The economic tsunami has forced small to medium-size businesses to cut costs wherever they can, according to a report from Access Markets International (AMI) Partners. The report found reducing office supplies and printing costs is the most widely employed cost cutting plan among SMBs, ahead of reducing travel or telecommunication costs.
Reducing office supplies and printing costs is simpler to implement than other cost reductions, and the benefits can be immediate since all employees can play a part in reducing this line-item expense, the report found. The findings were released in an AMI study titled -Printing During the Downturn: How the Recession Has Created A Significant Printing Opportunity.'
"Due to their greater touch points and exposure, MBs (companies with 100 to 999 employees) are likely to be more negatively affected by the downturn and have initiated more cost cutting plans compared to SBs (companies with 1 to 99 employees)," said New York-based AMI analyst Melissa Chong "In a recent internal study, 77 percent of U.S. MBs and 47 percent of U.S. SBs, respectfully acknowledged that their company has taken measures to reduce office supplies and printing costs."
Chong said printing and copier vendors need to react quickly to reverse this cost cutting trend and advance SMBs' use of existing IT infrastructure, since SMBs are very likely to prolong the lifecycles of basic computing hardware such as PC and printers during lean times. "Furthermore, AMI has observed a growing proportion of SMBs that are concerned with to what degree the economic downturn will impact their business," she added. "It is not far-fetched to imagine SMBs will increase these cutbacks as concern grows and prolongs."
The study includes strategies and recommendations for printing and copier vendors to reverse the reduction in office supplies/printing cost trend by SMBs in the U.S. A key strategy is to target high-value printing customers (HVPCs).

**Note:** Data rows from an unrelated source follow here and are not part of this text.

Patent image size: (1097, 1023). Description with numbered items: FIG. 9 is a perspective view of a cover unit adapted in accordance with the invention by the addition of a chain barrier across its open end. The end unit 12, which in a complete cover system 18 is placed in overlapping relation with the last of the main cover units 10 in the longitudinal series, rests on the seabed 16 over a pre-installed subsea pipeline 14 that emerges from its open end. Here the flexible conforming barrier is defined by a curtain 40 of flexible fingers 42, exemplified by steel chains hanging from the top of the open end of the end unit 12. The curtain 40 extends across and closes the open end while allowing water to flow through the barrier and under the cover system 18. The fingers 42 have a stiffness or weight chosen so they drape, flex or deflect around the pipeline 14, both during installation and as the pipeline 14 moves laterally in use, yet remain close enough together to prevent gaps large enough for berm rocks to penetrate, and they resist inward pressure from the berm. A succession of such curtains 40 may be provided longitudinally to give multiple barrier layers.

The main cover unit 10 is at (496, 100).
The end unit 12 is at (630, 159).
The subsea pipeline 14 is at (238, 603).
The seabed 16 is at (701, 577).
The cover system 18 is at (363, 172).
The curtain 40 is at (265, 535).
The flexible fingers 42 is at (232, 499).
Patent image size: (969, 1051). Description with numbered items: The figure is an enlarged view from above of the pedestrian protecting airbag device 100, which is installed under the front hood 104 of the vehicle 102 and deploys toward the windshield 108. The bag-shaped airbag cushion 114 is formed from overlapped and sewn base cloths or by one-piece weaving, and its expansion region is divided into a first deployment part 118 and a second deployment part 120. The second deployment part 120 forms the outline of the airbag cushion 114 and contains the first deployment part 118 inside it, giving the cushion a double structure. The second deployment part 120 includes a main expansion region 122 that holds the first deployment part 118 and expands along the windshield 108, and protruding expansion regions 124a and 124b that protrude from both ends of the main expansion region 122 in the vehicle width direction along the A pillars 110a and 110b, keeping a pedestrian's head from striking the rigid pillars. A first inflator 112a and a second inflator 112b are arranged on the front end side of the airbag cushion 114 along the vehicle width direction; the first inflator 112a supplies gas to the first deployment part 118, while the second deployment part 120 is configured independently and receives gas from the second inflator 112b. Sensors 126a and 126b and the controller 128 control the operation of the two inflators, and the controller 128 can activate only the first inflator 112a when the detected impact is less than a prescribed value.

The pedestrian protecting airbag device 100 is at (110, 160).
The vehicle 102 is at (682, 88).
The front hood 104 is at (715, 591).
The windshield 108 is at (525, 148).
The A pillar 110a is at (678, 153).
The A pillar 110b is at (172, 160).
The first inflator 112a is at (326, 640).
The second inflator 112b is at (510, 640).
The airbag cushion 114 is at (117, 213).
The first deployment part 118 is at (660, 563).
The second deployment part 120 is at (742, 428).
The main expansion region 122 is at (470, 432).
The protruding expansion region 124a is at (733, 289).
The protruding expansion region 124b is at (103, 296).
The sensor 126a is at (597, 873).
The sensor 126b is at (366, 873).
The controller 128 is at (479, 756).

AMI said IT vendors should be reassured that the downturn has forced companies to more seriously consider investing and using IT to address their business needs for efficiency and cost control and help them manage through the downturn. The study found around half to two-thirds of SMBs would like to leverage IT to reduce costs and improve productivity.
HVPCs are the most attractive group as they spend more on printing hardware and supplies relative to the total number of small and medium businesses. Vendors that successfully the address needs of the HVPC will reap the larger benefit due to the HVPC's higher propensity towards printing spending. "It is not practical, especially as vendors find themselves increasingly resource strapped, to try to address the whole market," Chong said. "Vendors should start by zeroing in on the needs of SMBs that print the most or the HVPCs."